Keys to commercial success with Gloucesters
Finding the right market and rearing the cattle to deliver consistency and quality are the keys to commercial success for Gloucester cattle breeder and RBST trustee Clifford Freeman, who hosted the open day.
Mr Freeman runs the Noent herd at Everes’s Farm at Redmarley, Gloucestershire. With 285 head of cattle grazing around 285ha of owned and rented ground, his is the largest herd of Gloucester cattle in the country.
“We tend to service our bulling heifers at 24 months and use a Hereford bull for that first calf,” he explains.
“They are fairly late-maturing animals, so it is hard to tell which will be the best-quality animals to breed from.
“We keep the cross calves to sell as stores, and then sort the females out to retain the best for breeding – it gives us a cash crop, and we don’t want to keep too many poor heifers, as we are continually trying to improve.”
The very best first calvers are put to a Gloucester bull for their second and subsequent pregnancies.
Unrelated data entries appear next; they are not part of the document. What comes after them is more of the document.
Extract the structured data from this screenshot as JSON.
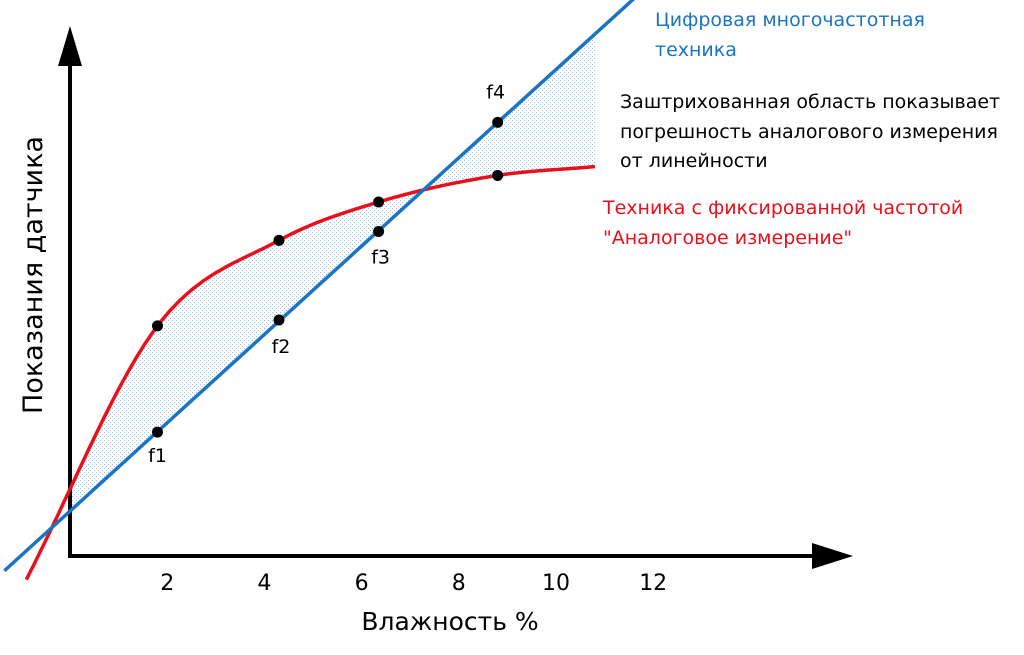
{
  "chart_data": {
    "type": "line",
    "xlabel": "Влажность %",
    "ylabel": "Показания датчика",
    "x_ticks": [
      "2",
      "4",
      "6",
      "8",
      "10",
      "12"
    ],
    "series": [
      {
        "name": "Цифровая многочастотная техника",
        "color": "#1a74c4",
        "style": "linear",
        "points": [
          {
            "label": "f1",
            "x": 1.8,
            "y": 0.42
          },
          {
            "label": "f2",
            "x": 4.3,
            "y": 0.8
          },
          {
            "label": "f3",
            "x": 6.35,
            "y": 1.1
          },
          {
            "label": "f4",
            "x": 8.8,
            "y": 1.47
          }
        ]
      },
      {
        "name": "Техника с фиксированной частотой \"Аналоговое измерение\"",
        "color": "#e8101a",
        "style": "curve",
        "points": [
          {
            "x": 1.8,
            "y": 0.78
          },
          {
            "x": 4.3,
            "y": 1.07
          },
          {
            "x": 6.35,
            "y": 1.2
          },
          {
            "x": 8.8,
            "y": 1.29
          }
        ]
      }
    ],
    "shaded_region": "between series",
    "annotations": {
      "digital_label_line1": "Цифровая многочастотная",
      "digital_label_line2": "техника",
      "shade_note_line1": "Заштрихованная область показывает",
      "shade_note_line2": "погрешность аналогового измерения",
      "shade_note_line3": "от линейности",
      "analog_label_line1": "Техника с фиксированной частотой",
      "analog_label_line2": "\"Аналоговое измерение\""
    }
  }
}
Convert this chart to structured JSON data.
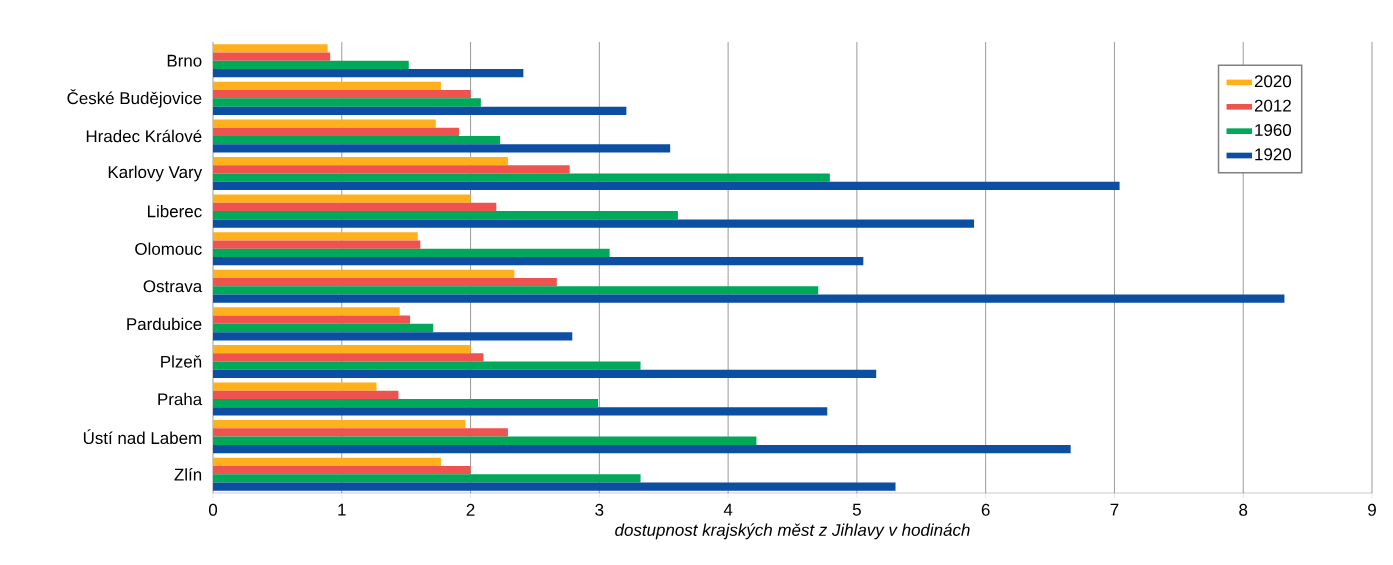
{
  "chart_data": {
    "type": "bar",
    "orientation": "horizontal",
    "xlabel": "dostupnost krajských měst z Jihlavy v hodinách",
    "categories": [
      "Brno",
      "České Budějovice",
      "Hradec Králové",
      "Karlovy Vary",
      "Liberec",
      "Olomouc",
      "Ostrava",
      "Pardubice",
      "Plzeň",
      "Praha",
      "Ústí nad Labem",
      "Zlín"
    ],
    "series": [
      {
        "name": "2020",
        "color": "#ffb11b",
        "values": [
          0.89,
          1.77,
          1.73,
          2.29,
          2.0,
          1.59,
          2.34,
          1.45,
          2.0,
          1.27,
          1.96,
          1.77
        ]
      },
      {
        "name": "2012",
        "color": "#ef5350",
        "values": [
          0.91,
          2.0,
          1.91,
          2.77,
          2.2,
          1.61,
          2.67,
          1.53,
          2.1,
          1.44,
          2.29,
          2.0
        ]
      },
      {
        "name": "1960",
        "color": "#00a859",
        "values": [
          1.52,
          2.08,
          2.23,
          4.79,
          3.61,
          3.08,
          4.7,
          1.71,
          3.32,
          2.99,
          4.22,
          3.32
        ]
      },
      {
        "name": "1920",
        "color": "#0b4ea2",
        "values": [
          2.41,
          3.21,
          3.55,
          7.04,
          5.91,
          5.05,
          8.32,
          2.79,
          5.15,
          4.77,
          6.66,
          5.3
        ]
      }
    ],
    "xlim": [
      0,
      9
    ],
    "xticks": [
      0,
      1,
      2,
      3,
      4,
      5,
      6,
      7,
      8,
      9
    ],
    "grid": "x",
    "legend": "top right"
  }
}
Their calves are then reared as sucklers on a 100% grass diet.
“Gloucester cattle are incredibly low maintenance,” says Mr Freeman. “As well as being grass-fed only, they calve by themselves almost always.”
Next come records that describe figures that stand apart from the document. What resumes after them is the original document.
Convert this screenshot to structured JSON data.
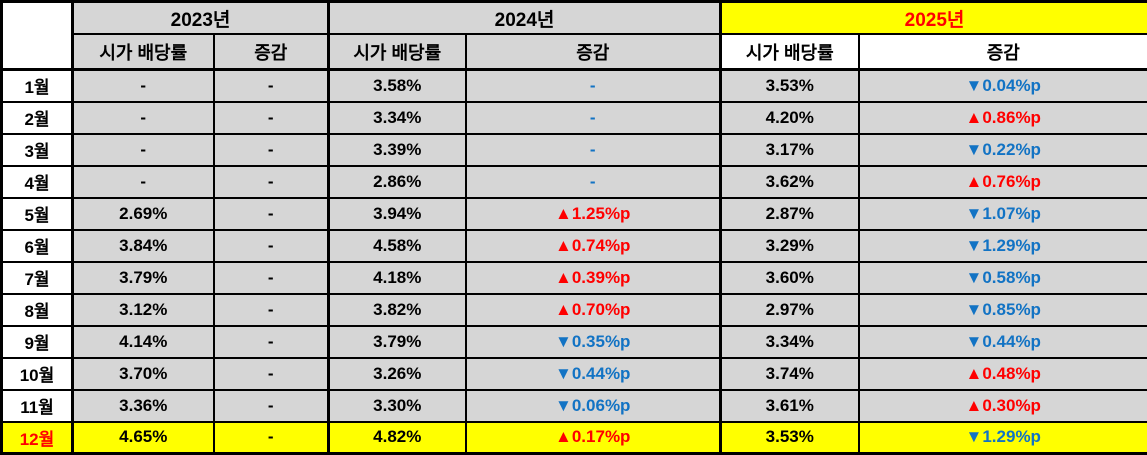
{
  "colors": {
    "header_gray": "#d6d6d6",
    "highlight_yellow": "#ffff00",
    "increase_red": "#ff0000",
    "decrease_blue": "#1273c4",
    "border_black": "#000000"
  },
  "chart_data": {
    "type": "table",
    "corner_label": "",
    "years": [
      {
        "label": "2023년",
        "highlight": false
      },
      {
        "label": "2024년",
        "highlight": false
      },
      {
        "label": "2025년",
        "highlight": true
      }
    ],
    "sub_headers": {
      "yield": "시가 배당률",
      "change": "증감"
    },
    "rows": [
      {
        "month": "1월",
        "highlight": false,
        "y2023_yield": "-",
        "y2023_change": "-",
        "y2023_change_color": "black",
        "y2024_yield": "3.58%",
        "y2024_change": "-",
        "y2024_change_color": "blue",
        "y2025_yield": "3.53%",
        "y2025_change": "▼0.04%p",
        "y2025_change_color": "blue"
      },
      {
        "month": "2월",
        "highlight": false,
        "y2023_yield": "-",
        "y2023_change": "-",
        "y2023_change_color": "black",
        "y2024_yield": "3.34%",
        "y2024_change": "-",
        "y2024_change_color": "blue",
        "y2025_yield": "4.20%",
        "y2025_change": "▲0.86%p",
        "y2025_change_color": "red"
      },
      {
        "month": "3월",
        "highlight": false,
        "y2023_yield": "-",
        "y2023_change": "-",
        "y2023_change_color": "black",
        "y2024_yield": "3.39%",
        "y2024_change": "-",
        "y2024_change_color": "blue",
        "y2025_yield": "3.17%",
        "y2025_change": "▼0.22%p",
        "y2025_change_color": "blue"
      },
      {
        "month": "4월",
        "highlight": false,
        "y2023_yield": "-",
        "y2023_change": "-",
        "y2023_change_color": "black",
        "y2024_yield": "2.86%",
        "y2024_change": "-",
        "y2024_change_color": "blue",
        "y2025_yield": "3.62%",
        "y2025_change": "▲0.76%p",
        "y2025_change_color": "red"
      },
      {
        "month": "5월",
        "highlight": false,
        "y2023_yield": "2.69%",
        "y2023_change": "-",
        "y2023_change_color": "black",
        "y2024_yield": "3.94%",
        "y2024_change": "▲1.25%p",
        "y2024_change_color": "red",
        "y2025_yield": "2.87%",
        "y2025_change": "▼1.07%p",
        "y2025_change_color": "blue"
      },
      {
        "month": "6월",
        "highlight": false,
        "y2023_yield": "3.84%",
        "y2023_change": "-",
        "y2023_change_color": "black",
        "y2024_yield": "4.58%",
        "y2024_change": "▲0.74%p",
        "y2024_change_color": "red",
        "y2025_yield": "3.29%",
        "y2025_change": "▼1.29%p",
        "y2025_change_color": "blue"
      },
      {
        "month": "7월",
        "highlight": false,
        "y2023_yield": "3.79%",
        "y2023_change": "-",
        "y2023_change_color": "black",
        "y2024_yield": "4.18%",
        "y2024_change": "▲0.39%p",
        "y2024_change_color": "red",
        "y2025_yield": "3.60%",
        "y2025_change": "▼0.58%p",
        "y2025_change_color": "blue"
      },
      {
        "month": "8월",
        "highlight": false,
        "y2023_yield": "3.12%",
        "y2023_change": "-",
        "y2023_change_color": "black",
        "y2024_yield": "3.82%",
        "y2024_change": "▲0.70%p",
        "y2024_change_color": "red",
        "y2025_yield": "2.97%",
        "y2025_change": "▼0.85%p",
        "y2025_change_color": "blue"
      },
      {
        "month": "9월",
        "highlight": false,
        "y2023_yield": "4.14%",
        "y2023_change": "-",
        "y2023_change_color": "black",
        "y2024_yield": "3.79%",
        "y2024_change": "▼0.35%p",
        "y2024_change_color": "blue",
        "y2025_yield": "3.34%",
        "y2025_change": "▼0.44%p",
        "y2025_change_color": "blue"
      },
      {
        "month": "10월",
        "highlight": false,
        "y2023_yield": "3.70%",
        "y2023_change": "-",
        "y2023_change_color": "black",
        "y2024_yield": "3.26%",
        "y2024_change": "▼0.44%p",
        "y2024_change_color": "blue",
        "y2025_yield": "3.74%",
        "y2025_change": "▲0.48%p",
        "y2025_change_color": "red"
      },
      {
        "month": "11월",
        "highlight": false,
        "y2023_yield": "3.36%",
        "y2023_change": "-",
        "y2023_change_color": "black",
        "y2024_yield": "3.30%",
        "y2024_change": "▼0.06%p",
        "y2024_change_color": "blue",
        "y2025_yield": "3.61%",
        "y2025_change": "▲0.30%p",
        "y2025_change_color": "red"
      },
      {
        "month": "12월",
        "highlight": true,
        "y2023_yield": "4.65%",
        "y2023_change": "-",
        "y2023_change_color": "black",
        "y2024_yield": "4.82%",
        "y2024_change": "▲0.17%p",
        "y2024_change_color": "red",
        "y2025_yield": "3.53%",
        "y2025_change": "▼1.29%p",
        "y2025_change_color": "blue"
      }
    ]
  }
}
The steers are generally finished at between 30 and 36 months. “We don’t push them as we have found over the past 10 years it is best to give them time to build the frame first, and then hang the meat on it.”
The finished animals are sent away for slaughter, just 30 minutes away, before the carcasses are returned to be hung and processed in the on-farm butchery.
The focus on quality, as well as continuity and consistency, has opened up a valuable market in the restaurant trade, with a good premium on all the hindquarter meat sold for steaks.
“Overall, I reckon we earn double the revenue from butchering and marketing our own meat compared to if we put them through the live auction ring,” says Mr Freeman.
On top of that, the business benefits from very low rents or even free grazing.
“We do a lot of conservation grazing, particularly on other people’s land who are signed up to Countryside Stewardship. They get the payment, we get the grazing at very low cost.”